Journal of Credit Risk

Ashish Dev

While credit risk is the obvious and necessary concern of The Journal of Credit Risk, the market turmoil of the last month or so has reinforced in all our minds how perceived credit risk and psychological factors can lead to a liquidity crisis. Credit risk in securitization has been especially the focus of discussion these last few weeks. The securitization market has taken a beating for many reasons. Two of the more important ones are: (i) investors' lack of understanding of credit risk in usual securitization tranches and in CDOs of ABS - investors seem to have been surprised to see widening of spreads, downgrading and principal losses in investor grade mezzanine tranches - they have also unwittingly extrapolated risk in mezzanine tranches to senior tranches; (ii) behavior of status-quo management in the face of potential drop in stock prices - the very institutions that depend heavily on securitization are also ones that have been growing offbalance sheet income rapidly, far in excess of required rate of return on equity - inability to access the securitization market is thus a double whammy for the stock valuation of such institutions - they behave in a manner leading the institution further to the brink of bankruptcy, irrespective of portfolio quality. The first one has everything to do with credit risk in securitization and credit rating of structured products, the second one has nothing to do with them, except via contagion.

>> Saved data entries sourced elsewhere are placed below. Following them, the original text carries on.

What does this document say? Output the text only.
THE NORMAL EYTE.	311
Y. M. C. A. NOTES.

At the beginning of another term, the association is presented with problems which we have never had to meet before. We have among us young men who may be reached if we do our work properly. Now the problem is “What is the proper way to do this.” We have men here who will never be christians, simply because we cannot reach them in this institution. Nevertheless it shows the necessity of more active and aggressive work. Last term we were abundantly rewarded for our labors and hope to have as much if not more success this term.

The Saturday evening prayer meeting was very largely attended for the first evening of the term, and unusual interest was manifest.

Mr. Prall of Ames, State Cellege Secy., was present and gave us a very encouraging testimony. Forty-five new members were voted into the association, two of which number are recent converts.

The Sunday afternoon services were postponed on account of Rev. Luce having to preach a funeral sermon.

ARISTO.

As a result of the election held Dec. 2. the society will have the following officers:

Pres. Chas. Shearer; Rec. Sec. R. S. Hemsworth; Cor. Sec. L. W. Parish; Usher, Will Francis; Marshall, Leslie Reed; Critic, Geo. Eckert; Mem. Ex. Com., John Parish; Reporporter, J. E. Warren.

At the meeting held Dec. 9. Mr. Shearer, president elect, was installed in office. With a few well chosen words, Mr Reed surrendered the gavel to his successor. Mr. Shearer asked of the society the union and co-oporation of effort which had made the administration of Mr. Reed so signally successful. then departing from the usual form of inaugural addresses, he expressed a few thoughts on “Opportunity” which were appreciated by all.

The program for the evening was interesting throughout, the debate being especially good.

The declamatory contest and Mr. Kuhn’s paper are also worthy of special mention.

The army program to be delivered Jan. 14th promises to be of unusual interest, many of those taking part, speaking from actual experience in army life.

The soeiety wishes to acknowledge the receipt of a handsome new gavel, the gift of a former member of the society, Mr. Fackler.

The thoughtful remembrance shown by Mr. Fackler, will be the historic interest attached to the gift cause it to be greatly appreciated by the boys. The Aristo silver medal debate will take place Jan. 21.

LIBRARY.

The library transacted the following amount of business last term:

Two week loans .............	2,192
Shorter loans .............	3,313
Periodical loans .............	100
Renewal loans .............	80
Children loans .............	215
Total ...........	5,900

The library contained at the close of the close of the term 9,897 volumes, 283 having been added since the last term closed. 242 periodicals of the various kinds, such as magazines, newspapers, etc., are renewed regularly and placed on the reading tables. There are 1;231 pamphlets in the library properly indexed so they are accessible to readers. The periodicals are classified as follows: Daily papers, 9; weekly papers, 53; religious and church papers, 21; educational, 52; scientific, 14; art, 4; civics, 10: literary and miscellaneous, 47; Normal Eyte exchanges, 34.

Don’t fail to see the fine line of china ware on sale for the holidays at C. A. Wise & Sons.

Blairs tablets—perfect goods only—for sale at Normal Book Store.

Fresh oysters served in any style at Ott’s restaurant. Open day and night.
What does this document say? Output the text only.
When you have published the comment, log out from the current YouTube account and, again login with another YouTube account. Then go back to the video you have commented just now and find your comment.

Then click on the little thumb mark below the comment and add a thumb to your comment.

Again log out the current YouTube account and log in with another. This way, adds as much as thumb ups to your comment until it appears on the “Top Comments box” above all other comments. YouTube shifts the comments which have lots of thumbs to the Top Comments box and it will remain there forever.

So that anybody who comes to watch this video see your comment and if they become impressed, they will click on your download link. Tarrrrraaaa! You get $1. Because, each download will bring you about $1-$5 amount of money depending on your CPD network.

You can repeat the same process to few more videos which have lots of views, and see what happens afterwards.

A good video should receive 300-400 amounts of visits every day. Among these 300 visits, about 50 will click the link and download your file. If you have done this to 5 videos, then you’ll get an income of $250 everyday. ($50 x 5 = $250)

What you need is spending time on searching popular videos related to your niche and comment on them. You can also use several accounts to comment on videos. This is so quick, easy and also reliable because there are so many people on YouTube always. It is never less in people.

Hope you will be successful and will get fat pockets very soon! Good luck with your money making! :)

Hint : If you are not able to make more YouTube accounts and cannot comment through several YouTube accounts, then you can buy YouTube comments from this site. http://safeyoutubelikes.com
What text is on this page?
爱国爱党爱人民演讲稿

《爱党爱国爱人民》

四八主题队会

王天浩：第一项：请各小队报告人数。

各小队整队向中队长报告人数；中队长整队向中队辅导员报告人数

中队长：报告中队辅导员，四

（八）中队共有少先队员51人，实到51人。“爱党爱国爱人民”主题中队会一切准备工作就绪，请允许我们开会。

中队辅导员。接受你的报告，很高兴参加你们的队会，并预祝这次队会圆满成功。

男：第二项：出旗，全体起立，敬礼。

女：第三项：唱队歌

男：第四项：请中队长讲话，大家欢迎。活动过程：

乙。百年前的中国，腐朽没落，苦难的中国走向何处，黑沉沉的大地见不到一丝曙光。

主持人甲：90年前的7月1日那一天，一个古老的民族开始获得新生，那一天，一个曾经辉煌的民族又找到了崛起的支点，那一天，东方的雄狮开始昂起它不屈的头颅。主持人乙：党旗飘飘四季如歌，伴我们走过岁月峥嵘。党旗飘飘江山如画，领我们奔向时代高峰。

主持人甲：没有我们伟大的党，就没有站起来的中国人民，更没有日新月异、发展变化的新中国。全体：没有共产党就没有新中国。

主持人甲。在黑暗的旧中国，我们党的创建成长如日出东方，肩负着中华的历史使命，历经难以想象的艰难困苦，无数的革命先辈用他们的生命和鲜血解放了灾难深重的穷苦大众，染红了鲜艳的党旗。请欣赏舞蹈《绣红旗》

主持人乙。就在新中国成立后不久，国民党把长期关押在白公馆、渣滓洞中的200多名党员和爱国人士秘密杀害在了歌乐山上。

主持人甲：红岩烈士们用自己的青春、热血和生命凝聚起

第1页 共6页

With this backdrop in mind, it is certainly topical for The Journal of Credit Risk to solicit articles that address: credit risk in securitization tranches, lack of access to securitization market leading to bankruptcy (a credit event), credit concerns and market contagion leading to liquidity crisis and perhaps a host of related topics. Modeling credit risk in a complex structured credit product is inherently complex. Yet the average investor necessarily looks for a simple characteristic like rating. Perhaps it is meaningful to devise two or three measures or characteristics that an investor can take into account in making a common sense assessment of credit risk in a structured credit, fixed income instrument.

In this issue we present three full-length research papers and one technical report. In the first paper, "Generalized maximum expected utility models for default risk: a comparison of models with different dependence structures," Höcht and Zagst compare the success of alternative default probability prediction methods by choosing the model measure from a one-parameter family of paretooptimal measures defined in terms of consistency with the data and a prior measure. They introduce an alternative model derived from a combination of a wealth maximization strategy and maximum likelihood estimates: Maximum Expected Utility (MEU). The success of default prediction by different methods is compared using a Loans database from Fitch.

The second paper, "Markovian credit transition probabilities under inequality constraints: the US portfolio 1984-2004", by Christodoulakis presents a Bayesian perspective on credit transition probabilities. In the process the author is able to impose non-negativity restrictions on probabilities in the traditional stationary Markovian credit transition probability model. The posterior probability density is computed using Monte Carlo Integration. The methodology developed is then applied to empirically estimate the transition probabilities for the US aggregate data on non-performing loans from 1984 to 2004.

In the third paper, "Default intensity and expected recovery of Japanese banks and the government: new evidence from the CDS market", Ueno and Baba distinguish between default rates and recovery rates implied by CDS using the fractional recovery of face value technique: CDS written on the same reference entity but with different maturities enables one to separately identify default intensities and recovery rates expected by market participants. By assuming an affine process for the default hazard rate, and restricting the recovery rate assumption to a constant (but unknown) recovery of face value, they are able to obtain empirical estimates for hazard rate and recovery rate separately, and both in risk-neutral and in pseudo-actual probabilities.

In the technical report, "Computation of VaR and VaR contribution in the Vasicek portfolio credit loss model: a comparative study", Huang, Oosterlee and Mesters compare four approximate approaches to calculating portfolio credit VaR and marginal VaR contributions for precision, numerical ability, robustness and computational performance. The approximations they consider are: normal approximation, saddle-point approximation, simplified saddle-point approximation and importance sampling.